Viver quando se sente é difícil. Vive para ti e faz beleza ainda que não encontres a quem a dar.


sexta-feira, 15 de abril de 2016

Sobre a questão do género da palavra «cidadão»

Sobre a questão do género da palavra «cidadão»

Instalou­ se uma confusão em torno da palavra «cidadão» e do pretenso sexismo que há em dizer «cartão de cidadão». Para esclarecer isto é fundamental compreender duas coisas em primeiro lugar.
Primeira, que a questão da equacionação de género e sexo é uma consequência do facto de, em inglês, sexo e género corresponderem sempre («her face, his arms» apontam para cara e braços de um ser vivo de sexo feminino e masculino respectivamente).

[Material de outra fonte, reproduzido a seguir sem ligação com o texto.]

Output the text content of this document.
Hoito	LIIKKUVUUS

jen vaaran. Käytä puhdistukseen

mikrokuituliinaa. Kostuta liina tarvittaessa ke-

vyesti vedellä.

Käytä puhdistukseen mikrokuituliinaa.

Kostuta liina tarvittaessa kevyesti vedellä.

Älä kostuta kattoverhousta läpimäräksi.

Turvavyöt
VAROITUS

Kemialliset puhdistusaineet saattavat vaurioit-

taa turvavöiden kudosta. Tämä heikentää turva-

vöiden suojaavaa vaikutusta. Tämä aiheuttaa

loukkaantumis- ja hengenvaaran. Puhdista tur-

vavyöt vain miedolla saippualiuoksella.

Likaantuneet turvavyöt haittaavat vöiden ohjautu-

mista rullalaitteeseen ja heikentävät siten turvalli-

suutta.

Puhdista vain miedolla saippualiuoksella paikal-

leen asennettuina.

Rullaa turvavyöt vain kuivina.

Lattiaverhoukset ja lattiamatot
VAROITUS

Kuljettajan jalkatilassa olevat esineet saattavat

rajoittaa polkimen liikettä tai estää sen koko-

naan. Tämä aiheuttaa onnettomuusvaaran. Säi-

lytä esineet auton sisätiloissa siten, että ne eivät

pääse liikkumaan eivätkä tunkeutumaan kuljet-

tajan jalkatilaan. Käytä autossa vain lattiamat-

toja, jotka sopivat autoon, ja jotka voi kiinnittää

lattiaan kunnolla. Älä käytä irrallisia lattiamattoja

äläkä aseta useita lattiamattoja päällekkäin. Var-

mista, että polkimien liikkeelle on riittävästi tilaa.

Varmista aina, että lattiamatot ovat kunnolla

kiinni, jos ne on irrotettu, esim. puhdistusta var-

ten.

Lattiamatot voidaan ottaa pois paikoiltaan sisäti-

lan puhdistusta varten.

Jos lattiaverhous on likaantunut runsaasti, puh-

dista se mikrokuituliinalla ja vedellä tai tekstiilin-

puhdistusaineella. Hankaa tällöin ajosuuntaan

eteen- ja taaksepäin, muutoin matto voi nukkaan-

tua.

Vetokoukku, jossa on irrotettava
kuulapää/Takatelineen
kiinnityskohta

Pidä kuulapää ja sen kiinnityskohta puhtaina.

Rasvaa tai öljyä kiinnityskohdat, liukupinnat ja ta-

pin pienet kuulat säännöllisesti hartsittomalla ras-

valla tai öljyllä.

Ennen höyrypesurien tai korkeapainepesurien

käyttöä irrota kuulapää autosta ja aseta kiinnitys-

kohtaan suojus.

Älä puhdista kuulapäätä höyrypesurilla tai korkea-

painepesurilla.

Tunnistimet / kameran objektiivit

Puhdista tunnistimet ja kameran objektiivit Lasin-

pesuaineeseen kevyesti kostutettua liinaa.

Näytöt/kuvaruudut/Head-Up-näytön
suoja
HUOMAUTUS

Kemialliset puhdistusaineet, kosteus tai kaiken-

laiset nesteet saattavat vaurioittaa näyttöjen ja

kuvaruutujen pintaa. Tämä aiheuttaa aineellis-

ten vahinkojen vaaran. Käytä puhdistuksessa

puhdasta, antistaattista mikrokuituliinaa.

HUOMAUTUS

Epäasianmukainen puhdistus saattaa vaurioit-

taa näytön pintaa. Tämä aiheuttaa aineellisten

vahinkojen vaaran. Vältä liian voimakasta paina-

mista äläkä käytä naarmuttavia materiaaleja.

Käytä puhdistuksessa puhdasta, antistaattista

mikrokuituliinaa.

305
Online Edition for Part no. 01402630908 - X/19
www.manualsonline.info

Segunda coisa, que sexo e género não coincidem sempre na maioria das línguas.
Um exemplo cómico e excelente desta discrepância entre o inglês e a maioria das outras línguas é espanto que os falantes do inglês sentem perante géneros que não correspondem a sexos: considere-se um extracto do cómico texto «The horrors of the German language», de Mark Twain:
[In German]« a tree is male, its buds are female, its leaves are neuter, horses are sexless, dogs are male, cats are female – tomcats included».
Connosco as árvores são do género feminino, mas isso não espanta ninguém: a ninguém ocorre que se há uma árvore terá de haver um árvoro. É que em português sexo (propriedade biológica de um ser vivo) e género (categoria gramatical de uma palavra) não coincidem necessariamente.

Sexo e género

Reforcemos então as diferenças:
Sexo é um atributo de um ser vivo: cão ou cadela, gato ou gata, cabra ou bode.
Género é uma propriedade das palavras, por exemplo, dos substantivos. Assim: barriga, peito, pescoço e cabeça não têm sexo, mas são do género feminino, masculino, de novo masculino e finalmente feminino. Para nós, como para qualquer falante de uma linguagem com géneros, é evidente que «pescoço» não é macho e cabeça não é fêmea – apenas são referidos em dois géneros gramaticais diferentes.
Claro que nos anglófonos que não conhecem outras línguas a confusão entre sexo e género pode ocorrer, dado que o género coincide sempre com o sexo. Assim, «his book, her face» — os pronomes têm género e esse género gramatical coincide com o sexo.
No inglês não existem palavras com género gramatical mas sem sexo. Isso ocorre, contudo, na maior parte das línguas. Daí o espanto de Mark Twain e a confusão criada em torno do conceito de «género» e, no caso presente, no «cartão de cidadão».

O Neutro Português

O alemão tem neutro. E o português? Tem sim: «alguém», «aquilo», «aqui» são neutros. Mas nos substantivos há forçosamente género masculino ou feminino. Significa isso que «árvore» é um conceito feminino? Claro que não porque «choupo», «pinheiro», «carvalho» são do género masculinos e fazem parte das árvores. Apenas significa que gramaticalmente têm género feminino, não que têm sexo feminino.
Mas há outro tipo de neutro. Imaginemos duas conversas possíveis: «Tem filhos? Sim, uma rapariga e um rapaz»; e «Plantei hoje duas árvores! Um castanheiro e uma figueira!» Compreende-se que «filhos» não se refere a sexo mas sim a género gramatical; o mesmo com árvore, como já vimos.
Para tornar a questão mais clara, consideremos dois títulos possíveis de um livro: «O cão: saúde e conduta»; e «A cadela e o cão: saúde e conduta». No primeiro caso entende-se que o livro é sobre cães, genérico que inclui machos e fêmeas. No segundo entende-se que o livro trata ou das relações entre cães e cadelas do ponto de vista da conduta e da saúde ou das diferenças entre saúde e conduta de cães e cadelas.
Há sexismo neste uso da linguagem? Mais um exemplo: «Tem cabras? Sim, 14 cabras e um bode». Ou seja. Não, não há sexismo, é o nosso neutro.
Assim, em português, o neutro pode ser do género masculino (o cão) ou feminino (a árvore).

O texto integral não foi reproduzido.